Well, today we would still stay respectful that prepayment risk in the TBA side continues to be somewhat challenging and returns our body through the coupon stack so we say some are negative and some are slightly positive but carry pretty meaningful prepayment risk from the universe, the broader universe. So, we would still continue to favour spec pools here.
Got you. Thank you. And -
Further prepayment protection.
Right. And I apologize if you had to cover this before my line cut off for a minute or two earlier. But what is your outlook for prepay speeds in the fourth quarter? A lot of - a bunch of your peers have sort of mentioned that. October was pretty high November could be pretty high as well. But you expect kind of a huge seasonal drop in December.
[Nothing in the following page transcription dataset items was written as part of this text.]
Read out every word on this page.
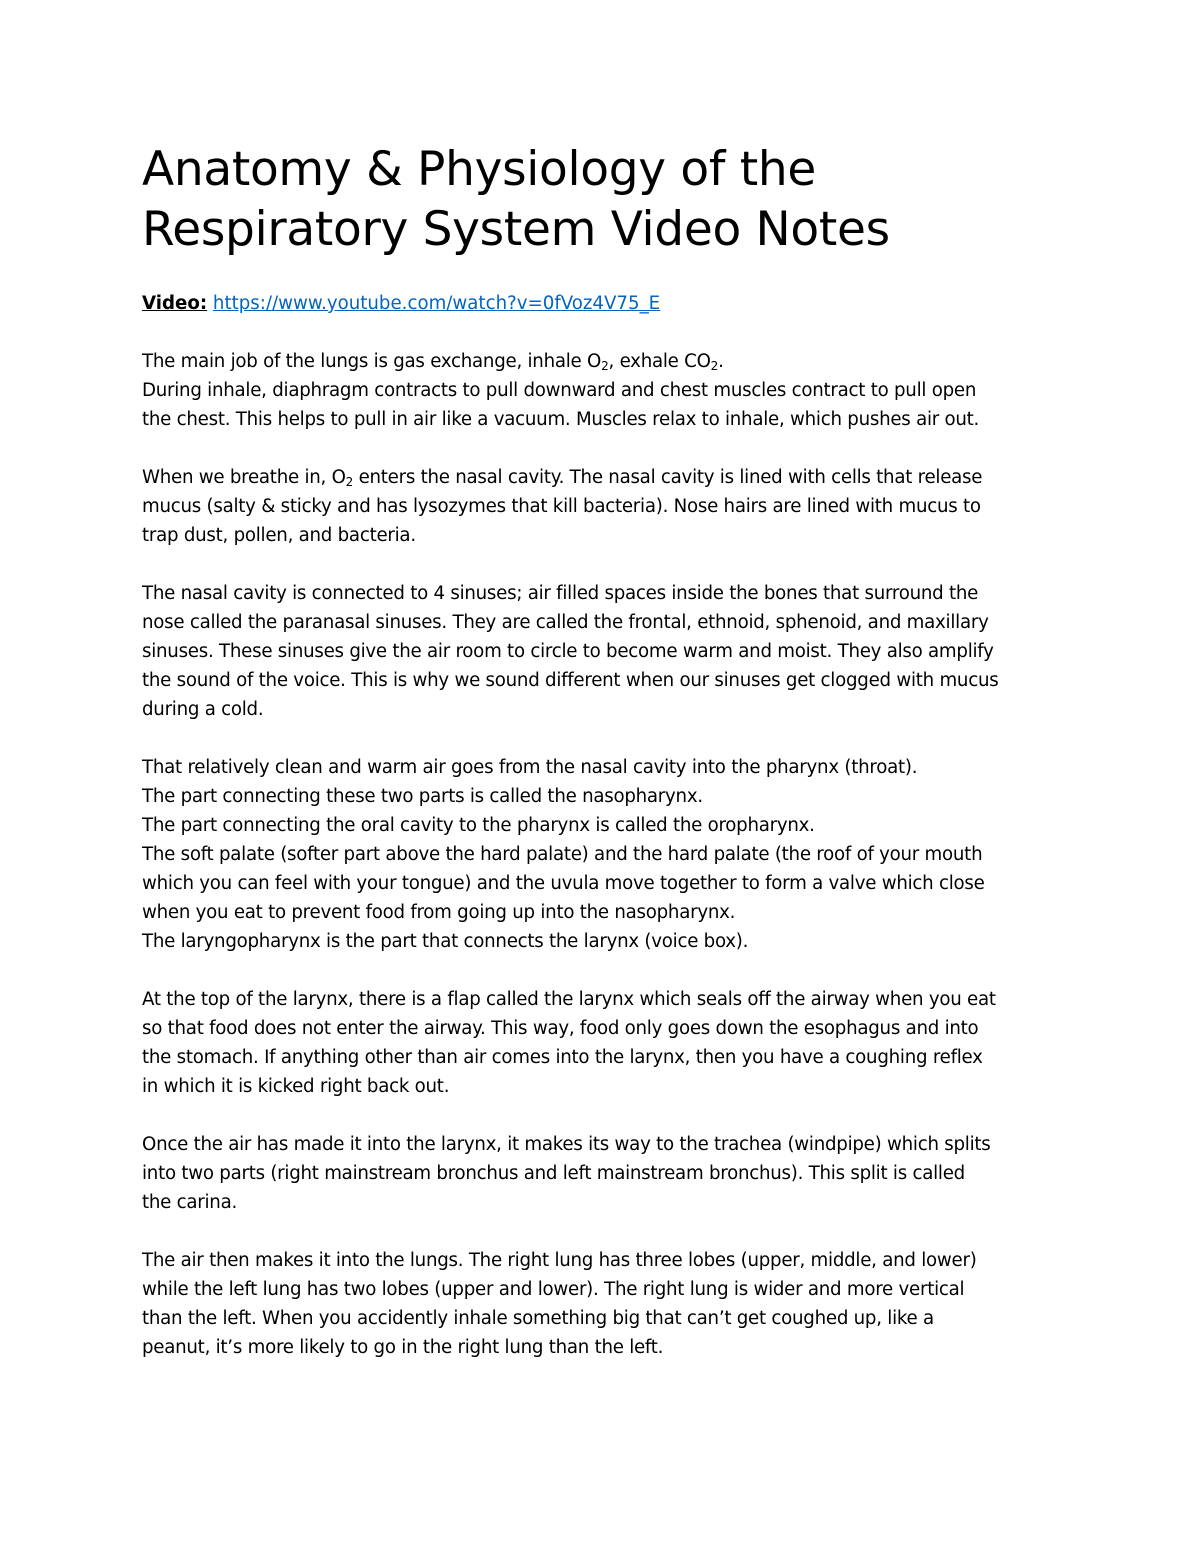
Anatomy & Physiology of the
Respiratory System Video Notes
Video: https://www.youtube.com/watch?v=0fVoz4V75_E
The main job of the lungs is gas exchange, inhale $O_2$, exhale $CO_2$.
During inhale, diaphragm contracts to pull downward and chest muscles contract to pull open
the chest. This helps to pull in air like a vacuum. Muscles relax to inhale, which pushes air out.
When we breathe in, $O_2$ enters the nasal cavity. The nasal cavity is lined with cells that release
mucus (salty & sticky and has lysozymes that kill bacteria). Nose hairs are lined with mucus to
trap dust, pollen, and bacteria.
The nasal cavity is connected to 4 sinuses; air filled spaces inside the bones that surround the
nose called the paranasal sinuses. They are called the frontal, ethnoid, sphenoid, and maxillary
sinuses. These sinuses give the air room to circle to become warm and moist. They also amplify
the sound of the voice. This is why we sound different when our sinuses get clogged with mucus
during a cold.
That relatively clean and warm air goes from the nasal cavity into the pharynx (throat).
The part connecting these two parts is called the nasopharynx.
The part connecting the oral cavity to the pharynx is called the oropharynx.
The soft palate (softer part above the hard palate) and the hard palate (the roof of your mouth
which you can feel with your tongue) and the uvula move together to form a valve which close
when you eat to prevent food from going up into the nasopharynx.
The laryngopharynx is the part that connects the larynx (voice box).
At the top of the larynx, there is a flap called the larynx which seals off the airway when you eat
so that food does not enter the airway. This way, food only goes down the esophagus and into
the stomach. If anything other than air comes into the larynx, then you have a coughing reflex
in which it is kicked right back out.
Once the air has made it into the larynx, it makes its way to the trachea (windpipe) which splits
into two parts (right mainstream bronchus and left mainstream bronchus). This split is called
the carina.
The air then makes it into the lungs. The right lung has three lobes (upper, middle, and lower)
while the left lung has two lobes (upper and lower). The right lung is wider and more vertical
than the left. When you accidently inhale something big that can’t get coughed up, like a
peanut, it’s more likely to go in the right lung than the left.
But as a whole what do you expect for the fourth quarter?
But I sort of hit on that with my prior response. I think our best judgment around it would be that first of all, the October and November speeds meaning September October that we're forward in early October, November. We're about the same. They're about relatively flat. And we alluded to that in the script that about 13, little under 13.5 for us.
And we wouldn't be surprised if those elevated speeds continued for that later into the year this year, then maybe in some others as a consequence of the pipeline of financing activity mortgage financing activity that's built up in the system.
So, there might be still some of that volume that come through from the lower rate environment over the next month or maybe two, but we would expect after that to see the seasonal effect take place, and late in the year those speeds to come down, seasonally, and, and through the first quarter.
All of that would depend on rate levels, of course. So, rate levels lower probably equate to higher speeds and rate levels higher, probably quite somewhat lower speeds. But I think from a calendar perspective, we would see elevated speed through the fourth quarter and then moderating late before quarter and into the first.
Great, thank you very much. Thank you for your time.
You bet. Thank you.
Thank you. Mr. Tonkel, there are no more questions at this time.
Okay, well thank you very much, everyone. We appreciate your time. If you have any further thoughts or questions, please share them offline. Thank you.
Thank you, ladies and gentlemen, this concludes today's teleconference. You may now disconnect.